What Makes Teaching Worth It

So as I said in my About page, I am not limiting myself to posting only about writing/author related things. I also said on that page that I’m a teacher, and that’s what I want to talk about today.

For the last few years, I’ve been teaching high school English at a very small, rural school. We average about 20 kids per graduating class. I get to teach the same group of kids for three years in a row–through their sophomore, junior, and senior years. This set up means that I get to know my students very well, and I get to watch them grow over a long period of time. In fact, this year’s graduating class is the first group of students I’ve had for all three years.

Well, next year I’m moving on to bigger things (better is still up for debate, but hopefully it’ll at least be a better fit for me). Instead of having 150 students in the entire 7-12 school, I’ll be seeing 150 students in my classroom every day. This move was caused by some truly unsavory, and in my view, immoral, adults involved with my current school. Almost everyone was a target. I would say bout 80% of the staff have been experiencing intense negativity, but obviously I feel my own most keenly. These people belittled me, humiliated me, lied to me, and threw me under the bus time and time again to hide their own incompetence.

Honestly, they made me not want to be a teacher any more. They made me question my entire career and life path.

My principal literally told me, “You need to seriously reconsider your decision to become a teacher.”

Which is bullshit.

I’m a good teacher. I make connections with my students. They know I care about them, and I know they care about me. They feel comfortable taking risks in my classroom. They confide in me. They tell me when they’re out living their real lives and see a reference or connection to something we did in class. Students come early and stay after school so we can talk about geeky things like Star Wars and the latest Marvel movie. And–not that this is even remotely the most important bit, but I feel like bragging–their test scores freaking rock.

I am not a bad teacher. New? Yes. I’m just wrapping up year three. Perfect? Hell, no. I am perfectly aware that I have a lot of room for improvement, which is why I snap up PD opportunities. Naive? Yes, but growing less so. Bad? No.

I am a good teacher.

And so are the vast majority of my coworkers. They are supportive of other staff and of the students. They care about students. They go the extra mile. We work well together. I think of them as friends, but I spend so much time in my classroom that we joke that we’re only “Workplace Proximity Associates”.
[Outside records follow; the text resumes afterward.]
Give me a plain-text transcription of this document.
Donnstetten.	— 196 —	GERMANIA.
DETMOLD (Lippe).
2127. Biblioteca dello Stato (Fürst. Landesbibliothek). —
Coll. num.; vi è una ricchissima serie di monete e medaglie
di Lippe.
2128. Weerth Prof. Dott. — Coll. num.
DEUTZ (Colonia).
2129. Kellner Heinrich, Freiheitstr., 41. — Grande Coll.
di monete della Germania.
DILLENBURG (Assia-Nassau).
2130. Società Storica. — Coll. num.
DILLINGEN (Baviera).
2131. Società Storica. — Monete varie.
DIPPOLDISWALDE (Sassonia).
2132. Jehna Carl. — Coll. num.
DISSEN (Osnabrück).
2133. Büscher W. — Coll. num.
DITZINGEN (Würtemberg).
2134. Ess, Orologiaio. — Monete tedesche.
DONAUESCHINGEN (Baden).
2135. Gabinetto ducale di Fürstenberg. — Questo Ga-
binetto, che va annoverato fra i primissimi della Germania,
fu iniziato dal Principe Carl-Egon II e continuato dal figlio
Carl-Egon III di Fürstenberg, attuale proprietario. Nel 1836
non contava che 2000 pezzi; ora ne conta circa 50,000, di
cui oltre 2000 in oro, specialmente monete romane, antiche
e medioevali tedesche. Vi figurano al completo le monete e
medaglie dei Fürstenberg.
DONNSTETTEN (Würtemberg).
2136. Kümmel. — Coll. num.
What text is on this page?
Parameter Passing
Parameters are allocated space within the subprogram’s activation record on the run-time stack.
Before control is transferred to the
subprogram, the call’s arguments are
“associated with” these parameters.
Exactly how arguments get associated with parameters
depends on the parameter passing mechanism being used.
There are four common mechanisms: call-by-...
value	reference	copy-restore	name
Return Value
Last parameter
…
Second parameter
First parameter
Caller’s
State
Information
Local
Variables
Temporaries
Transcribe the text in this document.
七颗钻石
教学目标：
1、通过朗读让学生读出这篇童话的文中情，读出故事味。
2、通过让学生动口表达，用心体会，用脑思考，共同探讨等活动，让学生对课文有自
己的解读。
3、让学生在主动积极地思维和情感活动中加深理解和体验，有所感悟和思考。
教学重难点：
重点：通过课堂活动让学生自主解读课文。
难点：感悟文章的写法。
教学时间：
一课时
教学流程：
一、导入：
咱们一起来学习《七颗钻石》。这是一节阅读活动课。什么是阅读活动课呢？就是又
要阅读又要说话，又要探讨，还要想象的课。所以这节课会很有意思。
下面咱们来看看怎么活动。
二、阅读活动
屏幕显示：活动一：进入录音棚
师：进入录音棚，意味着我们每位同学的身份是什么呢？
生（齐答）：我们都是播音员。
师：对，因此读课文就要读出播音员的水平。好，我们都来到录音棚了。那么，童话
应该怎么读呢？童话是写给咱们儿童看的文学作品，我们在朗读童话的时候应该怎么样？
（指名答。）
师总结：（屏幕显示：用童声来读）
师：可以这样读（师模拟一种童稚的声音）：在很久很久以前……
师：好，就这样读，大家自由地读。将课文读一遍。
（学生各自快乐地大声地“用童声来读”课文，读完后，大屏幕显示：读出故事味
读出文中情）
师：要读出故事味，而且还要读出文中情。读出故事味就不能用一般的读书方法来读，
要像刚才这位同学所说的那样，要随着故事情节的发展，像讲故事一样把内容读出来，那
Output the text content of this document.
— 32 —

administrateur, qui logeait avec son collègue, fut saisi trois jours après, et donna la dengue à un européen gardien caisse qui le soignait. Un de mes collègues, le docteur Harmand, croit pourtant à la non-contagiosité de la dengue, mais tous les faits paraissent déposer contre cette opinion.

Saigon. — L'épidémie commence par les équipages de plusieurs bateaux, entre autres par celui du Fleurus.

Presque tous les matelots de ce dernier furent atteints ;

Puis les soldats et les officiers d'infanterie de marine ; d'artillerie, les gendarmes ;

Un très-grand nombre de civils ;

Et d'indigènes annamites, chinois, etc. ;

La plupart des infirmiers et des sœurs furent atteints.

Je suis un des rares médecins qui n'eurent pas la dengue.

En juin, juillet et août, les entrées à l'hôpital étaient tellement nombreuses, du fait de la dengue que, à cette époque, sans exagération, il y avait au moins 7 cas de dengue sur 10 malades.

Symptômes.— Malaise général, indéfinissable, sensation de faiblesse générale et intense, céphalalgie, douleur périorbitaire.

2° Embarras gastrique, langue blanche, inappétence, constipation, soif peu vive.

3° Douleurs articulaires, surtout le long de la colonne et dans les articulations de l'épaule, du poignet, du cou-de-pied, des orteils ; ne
But the admin in my building has been so terrible the past few years, that at least three of us (we have a staff of fourteen, so that’s about 21%) have had our confidence completely wrecked. Another three have been seriously considering bailing and finding a new job. I’m number four, and I have my new job.

I could go on for ages about how a bad captain can sink a wonderful ship, but right now I’m finding it difficult to be angry. Yes, the last year or two with this principal have been terrible, but out of that mess, I ended up getting my dream job, an opportunity to coach my sport of choice, and a huge pay raise. So being very angry is difficult.

But being sad is easy, because of all the terrible things I’ve encountered and put up with this year, my students are still awesome.

As I said, I make very strong connections with my students because they are in my classroom for three years straight. In October, after a particularly horrible staff meeting, a few of my students saw that I was upset. They dropped by my house that evening to give me this:


They know how much I like plants, and wanted to cheer me up.

Just now, my neighbor–who is also a student–walked over to give me this:


All my students know how much I love all things Marvel. I even have a teaching squad of PopFunkos on my desk. This kid handed me Groot said, “When I went to go buy my new truck, I saw this and thought you should have it. Also, thanks for being my teacher.”

So yeah, this last year has been the most miserable of my life. I doubted my career choice. I doubted my abilities. I doubted my future. I doubted whether or not I was even a good person.

But I never doubted my students. That’s what makes me so heartbroken over the fact that I’m leaving. The boy who gave me Groot? He’s a junior, and if I stayed I would have him in class for another year. I know that whoever they hire as the new English teacher will be amazing and that my students will be in good hands, but it’s still hard.

And that’s what makes teaching worth it. This is obviously not a new realization, but it’s never been clearer to me than it is now. The idea that I can positively affect these young people completely outshines all the regular soul-crushing bullshit that teachers put up with on a regular basis.

I am a good teacher, and I plan on being a good teacher for the rest of my life.

I know I’m not some sage veteran teacher who can speak with authority, give all the answers, and wax poetic about the way things used to me. But I can offer some insight for younger/newer people getting into teaching who maybe need a slightly different perspective. So for anyone out there who is thinking about getting into teaching, be aware: The terrible things are pretty terrible, but the great things are even greater. It might not be clear to be every day, but the good outweighs the bad in the long run.

One thought

  1. That sounds like a terrible situation. I’m glad to hear you’re escaping with your love of teaching intact.